Quant au mode de financement de ces machines « intelligentes » à 100 000 euros, Christian Vié, président d’Orséry, propose de reverser aux libraires une commission de 30 % du prix de vente du livre imprimé sur place (contre environ 36 % de marge habituelle), tandis qu’Hubert Pédurant croit à l’intérêt de créer un GIE. Ensuite, il restera à résoudre le problème de la place à trouver (6 à 8 m2 au sol) pour installer la machine dans les librairies.
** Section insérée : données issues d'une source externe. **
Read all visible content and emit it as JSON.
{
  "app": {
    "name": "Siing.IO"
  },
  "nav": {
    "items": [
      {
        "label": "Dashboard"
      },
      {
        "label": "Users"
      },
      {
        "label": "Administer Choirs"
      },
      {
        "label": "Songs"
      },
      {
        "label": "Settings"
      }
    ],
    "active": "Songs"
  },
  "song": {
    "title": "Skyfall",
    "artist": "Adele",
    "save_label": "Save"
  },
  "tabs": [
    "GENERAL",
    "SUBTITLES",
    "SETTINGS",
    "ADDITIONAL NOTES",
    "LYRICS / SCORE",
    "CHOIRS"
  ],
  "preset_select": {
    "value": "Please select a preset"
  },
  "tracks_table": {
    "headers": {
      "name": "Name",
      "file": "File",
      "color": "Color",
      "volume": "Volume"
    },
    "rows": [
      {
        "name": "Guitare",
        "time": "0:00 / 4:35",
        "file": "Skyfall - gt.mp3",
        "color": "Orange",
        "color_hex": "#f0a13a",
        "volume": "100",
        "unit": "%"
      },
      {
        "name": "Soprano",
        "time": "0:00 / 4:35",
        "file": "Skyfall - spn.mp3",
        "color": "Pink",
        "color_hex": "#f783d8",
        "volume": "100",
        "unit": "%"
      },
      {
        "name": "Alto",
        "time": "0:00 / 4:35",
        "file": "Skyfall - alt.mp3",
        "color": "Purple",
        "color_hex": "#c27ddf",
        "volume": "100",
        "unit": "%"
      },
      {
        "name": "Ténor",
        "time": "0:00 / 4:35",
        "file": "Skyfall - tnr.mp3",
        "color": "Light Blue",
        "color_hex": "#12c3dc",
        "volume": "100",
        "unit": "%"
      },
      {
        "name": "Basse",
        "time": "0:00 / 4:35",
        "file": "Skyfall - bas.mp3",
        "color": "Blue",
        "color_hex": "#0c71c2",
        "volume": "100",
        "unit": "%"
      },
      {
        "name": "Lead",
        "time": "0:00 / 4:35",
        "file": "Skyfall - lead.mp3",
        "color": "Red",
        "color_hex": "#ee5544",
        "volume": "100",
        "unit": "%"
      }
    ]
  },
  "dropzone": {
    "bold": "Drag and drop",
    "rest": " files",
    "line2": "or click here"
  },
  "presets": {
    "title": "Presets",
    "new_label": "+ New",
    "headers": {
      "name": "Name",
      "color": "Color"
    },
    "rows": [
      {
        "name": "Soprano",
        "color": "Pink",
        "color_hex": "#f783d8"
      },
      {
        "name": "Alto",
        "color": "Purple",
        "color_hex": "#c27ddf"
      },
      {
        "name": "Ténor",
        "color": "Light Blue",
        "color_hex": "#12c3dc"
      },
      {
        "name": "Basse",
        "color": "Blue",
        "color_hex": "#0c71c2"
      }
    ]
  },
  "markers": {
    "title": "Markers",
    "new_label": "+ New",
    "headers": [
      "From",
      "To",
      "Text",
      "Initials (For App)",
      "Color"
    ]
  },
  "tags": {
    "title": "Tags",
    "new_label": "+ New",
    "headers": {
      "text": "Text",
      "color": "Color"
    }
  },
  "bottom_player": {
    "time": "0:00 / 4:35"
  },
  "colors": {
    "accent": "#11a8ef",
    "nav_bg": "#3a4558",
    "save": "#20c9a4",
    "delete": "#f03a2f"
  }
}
Selon Hervé de la Martinière, l’impression à la demande est « non pas une panacée, mais une mutation intéressante qui permet aussi de concurrencer Amazon », sachant que le géant américain du commerce en ligne occupe déjà ce créneau en Europe avec CreateSpace, lancé en 2012. Pour atteindre cet objectif, il faudra convaincre les éditeurs de rassembler leurs fichiers au sein d’une offre commune. Depuis 2010, Hachette Livre, premier éditeur français, a lancé sa propre plate-forme d’impression à la demande, en partenariat avec le distributeur américain Ingram. Enregistrant une baisse de 1,4 % en 2014, le nombre de livres vendus en France diminue pour la troisième année consécutive.
Sources :
- RINEO, Institut de développement et d’expertise du plurimédia (IDEP), www.com-idep.fr
- « A découvrir, le Fablab Ireneo ou le livre imprimé de demain », Rodolphe Pailliez, www.industrie.com, 7 mars 2014.
- « Le livre à l’heure de l’impression express », Alain Beuve-Méry, Le Monde, 20 mars 2015.
- « Face à Amazon, l’arme de l’impression à la demande », Sandrine Cassini, Les Echos, 20-21 mars 2015.
- « Pourquoi les PUF s’engouffrent dans la brèche », Alexandre Counis, Les Echos, 20-21 mars 2015.